How do I calculate the gradients of a non-leaf variable w.r.t to a loss function?

Abhai_Kollara · July 22, 2017, 12:32pm

If my understanding is correct, calling the .backward() of a Variable only generates the gradients of the leaf nodes. Is there any way to calculate the gradients w.r.t to an arbitrary Variable, sort of like torch.gradients(loss, variables)

tom · July 22, 2017, 2:49pm

Hello @Abhai_Kollara

Update:
The proper solution is to use .retain_grad()
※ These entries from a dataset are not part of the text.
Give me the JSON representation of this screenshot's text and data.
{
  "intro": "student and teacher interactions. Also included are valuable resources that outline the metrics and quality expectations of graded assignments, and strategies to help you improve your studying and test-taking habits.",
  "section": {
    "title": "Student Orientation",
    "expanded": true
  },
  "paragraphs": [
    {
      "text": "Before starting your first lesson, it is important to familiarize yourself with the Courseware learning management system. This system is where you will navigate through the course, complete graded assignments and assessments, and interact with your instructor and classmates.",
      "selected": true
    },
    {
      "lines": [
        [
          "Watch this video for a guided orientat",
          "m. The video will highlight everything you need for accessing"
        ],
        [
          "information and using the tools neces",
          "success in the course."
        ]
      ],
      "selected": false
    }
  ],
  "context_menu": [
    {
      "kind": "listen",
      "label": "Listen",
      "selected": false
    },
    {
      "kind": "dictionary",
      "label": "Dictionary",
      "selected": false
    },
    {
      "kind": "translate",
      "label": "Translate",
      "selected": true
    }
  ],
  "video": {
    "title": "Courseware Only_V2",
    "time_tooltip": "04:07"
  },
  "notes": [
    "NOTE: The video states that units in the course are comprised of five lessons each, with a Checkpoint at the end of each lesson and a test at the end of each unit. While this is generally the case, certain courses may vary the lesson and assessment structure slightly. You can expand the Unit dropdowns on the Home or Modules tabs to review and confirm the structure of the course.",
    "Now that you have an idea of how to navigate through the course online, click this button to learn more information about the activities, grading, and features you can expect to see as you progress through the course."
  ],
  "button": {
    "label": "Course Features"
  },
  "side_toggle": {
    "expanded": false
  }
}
v = torch.autograd.Variable(torch.randn(3), requires_grad=True)
v2 = v+1
v2.retain_grad()
v2.sum().backward()
v2.grad

Apparently, this is common enough.

This is what I had posted before I knew better:

how about using hooks, e.g.

v = torch.autograd.Variable(torch.randn(3), requires_grad=True)
def require_nonleaf_grad(v):
     def hook(g):
         v.grad_nonleaf = g
     v.register_hook(hook)
v2 = v+1
require_nonleaf_grad(v2)
v2.sum().backward()
v2.grad_nonleaf

I don’t recommend calling it .grad to not collide with pytorch internals.

Best regards

Thomas

amirid · July 31, 2018, 2:51pm

Hello @tom

I want to get the gradients of the discriminator network w.r.t the fake variable generated by the generator net. I tried both of your solutions, by using the first way I get None for the gradient value and by the second solution I get the following error:
AttributeError: ‘Tensor’ object has no attribute ‘grad_nonleaf’.

Do you have any idea of what’s wrong?

tom · July 31, 2018, 7:53pm

Most likely, your generator output doesn’t require gradients, maybe put it in eval or set requires_grad=False on its parameters.

Best regards

Thomas

JoeHEZHAO · May 14, 2019, 7:51pm

Dear Thomas

Thanks for your posting. I am also encountering the ‘optimize non-leaf variable’ issue and I am grategul if you can provide some feedback to my practice.

What I want to do is using a linear combination (learnable) of basis filters for convolution operation and optimize only the linear coefficients as below:

class net(torch.nn.Module):
    def __init__():
        fitler_basis = [f_height, f_weight, num_filter];
        self.coeff = [num_filter, c_in, c_out]; # To be optimized

        self.conv2d = torch.nn.conv2d(c_in, c_out, strides=1, padding=1)
        self.conv2d.weight = torch.matmul(filter_basis, coeff) # linear combinaton of pre-fixed filter as weights;

    def forward(self, data):
        return self.conv2d(data)

    def train(self):
        loss = ...
        optim(self.coeff, loss)

How should I achieve my goal ?

Deep_Patel · April 11, 2020, 6:18am

Perfect solution for getting gradients of non-leaf variables in autograd

TriKri · July 28, 2022, 7:56pm

Hi @tom,

Thanks for the require_nonleaf_grad(my_tensor) solution!

However, when I use it, the memory on my GPU quickly fills up, and even if I delete my_tensor.grad_nonleaf imediatelly after having called loss.backward, the gradient tensor is still preserved in exactly 50% of the cases. I know this because I store my_tensor.storage().data_ptr() in the set addresses, and each 500th training batch I use Python’s built-in garbage collector to find existing tensors and count the number of tensors t for which t.storage().data_ptr() in addresses, and this number increases with 250 each time I do so.

Do you know how that can be? I don’t even use my_tensor.grad_nonleaf for anything yet, I just request that it be created and then delete is as soon as I get the opportunity. How can I debug this most easily?

tom · July 29, 2022, 7:15am

Note that the proper solution is to use retain_grad.
It’s really easy to create circular dependencies with gradients and Tensors, so maybe you can set the gradient to None explicitly.
Other than that, that it happens every second time might point to something else being up with your code, too. It’s hard to tell.

Best regards

Thomas

TriKri · August 1, 2022, 1:59pm

Thanks for your answer! I changed from using require_nonleaf_grad to using retain_grad and now the problem seems to be gone.